Por eso, algunos días antes, decidió regresar a su casa en el campo. Juró que no se iría antes de haber recobrado su habilidad. Para él, la literatura se había poco a poco convertido en una compañera tiránica, que odiaba e idolatraba al mismo tiempo, pero que tenía que satisfacer. Encerrado en el sótano de la casa, sin aberturas ni ventanas para protegerse de las irritantes intrusiones del ruido y del sol, podría hacerlo. Tranquilo y aislado.
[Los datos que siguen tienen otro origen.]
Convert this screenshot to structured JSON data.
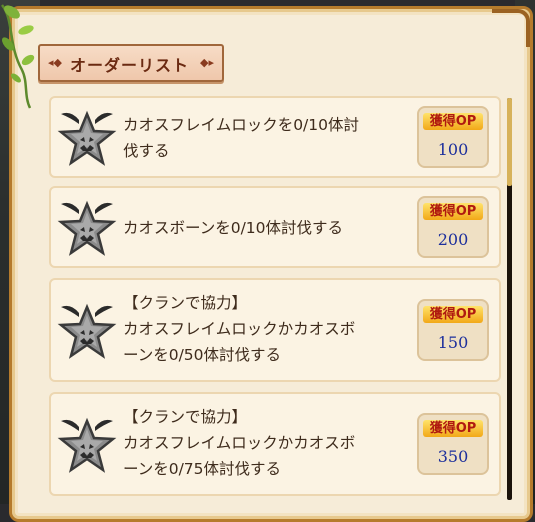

Los primeros días fueron muy extraños. Como cada persona que fomenta y empieza un nuevo proyecto, se sentía alegre y lleno de entusiasmo. Sabía que todo volvería a la normalidad. Crearía una obra sublime, y se iría de esta casa. Volvería a vivir su vida, reír con sus amigos y disfrutar de los placeres de la vida. Sólo después de haber engendrado una obra magistral.
Colillas. Páginas desnudas. Después de una semana, la inspiración todavía le faltaba, así como el fervor con que se ponía a escribir, antes. Se dio cuenta de que todavía no estaba en un entorno propicio a la escritura. Despidió a la persona que hacia la limpieza e iba de compras. No le molestaba el polvo y tenía bastante alimento y cigarrillos para sobrevivir algunos días. También desconectó la línea telefónica y apagó su móvil. Necesitaba más tranquilidad, más aislación.
Colillas. Mucho más palabras. Ya no sabía cuánto tiempo había pasado en el sótano, ensimismado en sus reflexiones y su trabajo. Dos semanas, quizás más… Ya no importaba, porque lo había recobrado. La inspiración… La exaltación al escribir. Era mucho más fácil ahora, mucho más fluid. La pluma corría en el papel. A veces, lo acariciaba suavemente; otras veces, su punta acerada lo arañaba con violencia. Pero la obra tomaba forma. Poco a poco, crecía y se desarrollaba.
Capa de ceniza. Ríos de tinta. El torrente, rebalsado demasiado tiempo, corría ahora y nada podía interrumpirlo. Había escrito frenéticamente durante días, casi sin interrupción. Se sentía mucho más mejor ahora. Tranquilizado y aislado.
Golpes violentos. Una puerta metálica derribada bruscamente. Y de repente, detrás de ella, una escena muy extraña. Un montón de cigarrillos. Papeles arrugados, con palabras garabateadas deprisa y corriendo por una mano febril.
El hombre, famélico e hirsuto, ya no respiraba. Sin embargo se podía ver un esbozo de sonrisa en su cara apacible. Debajo de su mano, los paramédicos encontraron las páginas de la novela que acababa de escribir.
Según la crítica que pareció algunos meses más tarde, la novela póstuma del famoso escritor fue su mejor obra. En esta casa alejada del mundo, había creado un monumento de la literatura contemporánea. Una obra profunda y apasionante. Llena de vida.